Haradinaj: L'Albanie, la Croatie, la Turquie témoignent de la libération de Hashim Thaci autre que le Kosovo

La libération définitive de Nasim Haradinaj et Hysni Gucatit du Tribunal spécial a permis de rendre publics de nombreux détails concernant les procédures à La Haye. À un moment où Hashim Thaci et d'autres dirigeants de l'UCK n'étaient en aucune façon autorisés à procéder à l'arrestation à domicile ou à la protection en toute liberté, un mouvement [...]
La libération définitive de Nasim Haradinaj et Hysni Gucatit du Tribunal spécial a permis de rendre publics de nombreux détails concernant les procédures à La Haye.
À un moment où Hashim Thaci et d'autres dirigeants de l'UCK n'avaient en aucune façon été autorisés à procéder à l'arrestation à domicile ou à la protection en toute liberté, un mouvement a été laissé ouvert.
La garantie de la libération dans un pays tiers, si les mêmes États garantissent des conditions strictes à l'un des accusés.
Nasim Haradinaj dans plusieurs entretiens au cours des deux derniers jours a annoncé les noms de trois États qui ont garanti la libération de Hashim Thaci du Tribunal spécial.
Selon Haradinaj, ces trois États étaient l'Albanie, la Turquie et la Croatie.
“L'État n'a pas rempli son devoir civique et constitutionnel envers son citoyen à La Haye. Pas pour le prisonnier Hashim, Nasim, pour un prisonnier criminel ou même un terroriste. Il doit offrir toutes les garanties, y compris la libération temporaire de la protection en liberté. Aucune simple garantie n'est qu'ils vont dire que vous allez partir sans père, peut-être que vous vous protégeiez en liberté, et vous savez quelle est la plus grande honte : vous avez offert trois autres pays, un droit. Elle est contraignante pour la protection de tous les Albanais, mais elle garantit aussi la Croatie et la Turquie à Hashim. Le Kosovo ne le fait pas, ni aujourd'hui”, Haradinaj l'a dit.

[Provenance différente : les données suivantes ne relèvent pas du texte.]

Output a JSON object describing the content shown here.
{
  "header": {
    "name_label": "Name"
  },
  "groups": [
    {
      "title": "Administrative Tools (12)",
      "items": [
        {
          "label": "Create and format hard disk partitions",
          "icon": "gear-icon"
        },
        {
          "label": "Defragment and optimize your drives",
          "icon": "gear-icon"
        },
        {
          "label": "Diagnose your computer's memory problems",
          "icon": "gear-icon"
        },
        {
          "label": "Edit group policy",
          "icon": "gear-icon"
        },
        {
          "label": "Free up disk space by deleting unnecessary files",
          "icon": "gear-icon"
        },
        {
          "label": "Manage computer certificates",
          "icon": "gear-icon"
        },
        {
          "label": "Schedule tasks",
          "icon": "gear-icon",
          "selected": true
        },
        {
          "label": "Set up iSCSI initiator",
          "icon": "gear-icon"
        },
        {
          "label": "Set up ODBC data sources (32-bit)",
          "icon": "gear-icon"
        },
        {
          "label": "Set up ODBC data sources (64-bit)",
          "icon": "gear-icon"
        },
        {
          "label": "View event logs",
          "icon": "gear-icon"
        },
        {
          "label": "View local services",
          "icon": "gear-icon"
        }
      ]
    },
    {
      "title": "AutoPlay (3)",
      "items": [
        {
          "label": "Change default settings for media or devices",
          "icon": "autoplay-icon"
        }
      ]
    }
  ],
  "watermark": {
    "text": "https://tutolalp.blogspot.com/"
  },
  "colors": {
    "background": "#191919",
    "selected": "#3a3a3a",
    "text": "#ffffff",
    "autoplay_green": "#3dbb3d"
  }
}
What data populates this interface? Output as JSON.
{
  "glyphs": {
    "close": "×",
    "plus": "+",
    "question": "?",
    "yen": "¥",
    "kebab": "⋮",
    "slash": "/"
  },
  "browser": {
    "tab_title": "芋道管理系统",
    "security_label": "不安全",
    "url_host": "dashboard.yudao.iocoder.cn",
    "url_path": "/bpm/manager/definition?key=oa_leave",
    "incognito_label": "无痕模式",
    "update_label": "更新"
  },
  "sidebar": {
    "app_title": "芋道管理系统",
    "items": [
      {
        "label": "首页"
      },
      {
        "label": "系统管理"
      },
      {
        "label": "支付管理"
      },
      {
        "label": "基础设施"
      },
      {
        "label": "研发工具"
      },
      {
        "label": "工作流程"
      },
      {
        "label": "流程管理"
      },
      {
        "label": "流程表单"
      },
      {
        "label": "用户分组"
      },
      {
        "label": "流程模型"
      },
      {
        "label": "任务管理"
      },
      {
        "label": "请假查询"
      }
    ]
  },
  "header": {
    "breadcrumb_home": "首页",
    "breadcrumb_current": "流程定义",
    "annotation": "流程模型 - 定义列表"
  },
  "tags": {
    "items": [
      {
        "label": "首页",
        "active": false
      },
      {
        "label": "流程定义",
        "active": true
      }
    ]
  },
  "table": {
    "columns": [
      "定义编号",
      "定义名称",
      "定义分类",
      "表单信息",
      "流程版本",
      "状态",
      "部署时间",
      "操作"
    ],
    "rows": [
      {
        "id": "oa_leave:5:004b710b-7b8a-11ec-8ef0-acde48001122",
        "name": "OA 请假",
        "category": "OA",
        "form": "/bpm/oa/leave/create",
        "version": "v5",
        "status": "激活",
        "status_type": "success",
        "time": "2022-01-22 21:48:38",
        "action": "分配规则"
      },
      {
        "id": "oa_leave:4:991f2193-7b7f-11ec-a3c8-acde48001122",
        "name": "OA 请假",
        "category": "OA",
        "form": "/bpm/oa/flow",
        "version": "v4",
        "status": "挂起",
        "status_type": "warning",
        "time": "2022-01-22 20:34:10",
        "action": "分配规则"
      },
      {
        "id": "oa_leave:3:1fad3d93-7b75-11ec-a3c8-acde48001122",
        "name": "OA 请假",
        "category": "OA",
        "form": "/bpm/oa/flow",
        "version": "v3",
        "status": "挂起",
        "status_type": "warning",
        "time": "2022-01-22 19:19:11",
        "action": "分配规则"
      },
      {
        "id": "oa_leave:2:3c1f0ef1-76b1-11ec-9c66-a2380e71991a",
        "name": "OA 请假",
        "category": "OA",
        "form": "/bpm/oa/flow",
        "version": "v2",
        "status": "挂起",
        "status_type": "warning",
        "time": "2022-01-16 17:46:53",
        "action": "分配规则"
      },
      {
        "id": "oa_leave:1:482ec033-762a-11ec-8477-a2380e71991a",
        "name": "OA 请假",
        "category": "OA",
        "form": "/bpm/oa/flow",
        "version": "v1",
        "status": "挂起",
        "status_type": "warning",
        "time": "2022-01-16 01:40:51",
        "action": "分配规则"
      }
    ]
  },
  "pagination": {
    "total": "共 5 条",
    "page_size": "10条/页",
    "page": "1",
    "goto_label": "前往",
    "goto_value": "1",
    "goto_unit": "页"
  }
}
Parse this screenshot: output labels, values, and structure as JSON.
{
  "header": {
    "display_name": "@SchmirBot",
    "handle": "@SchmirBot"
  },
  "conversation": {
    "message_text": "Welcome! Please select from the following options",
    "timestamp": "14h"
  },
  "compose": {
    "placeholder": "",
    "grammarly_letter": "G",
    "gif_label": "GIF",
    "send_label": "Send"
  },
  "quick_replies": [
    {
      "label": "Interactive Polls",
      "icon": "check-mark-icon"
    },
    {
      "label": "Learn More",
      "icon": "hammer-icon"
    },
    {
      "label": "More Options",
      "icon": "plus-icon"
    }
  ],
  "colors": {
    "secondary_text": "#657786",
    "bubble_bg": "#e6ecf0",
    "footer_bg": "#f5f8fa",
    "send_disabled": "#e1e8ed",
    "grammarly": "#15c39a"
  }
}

Malgré les garanties, Hashim Thaci n'a pas été approuvé sous caution dans aucun de ces États.
Ceci après que le jury de La Haye a conclu que la garantie des procédures serait appropriée, uniquement avec Thaci au Centre de mise en état.
Toutefois, l'un des juges n'était pas d'accord. Kai Ambos, juge allemand, avait dit que s'il y avait des États tiers donnant des garanties claires, la libération conditionnelle pourrait être envisagée.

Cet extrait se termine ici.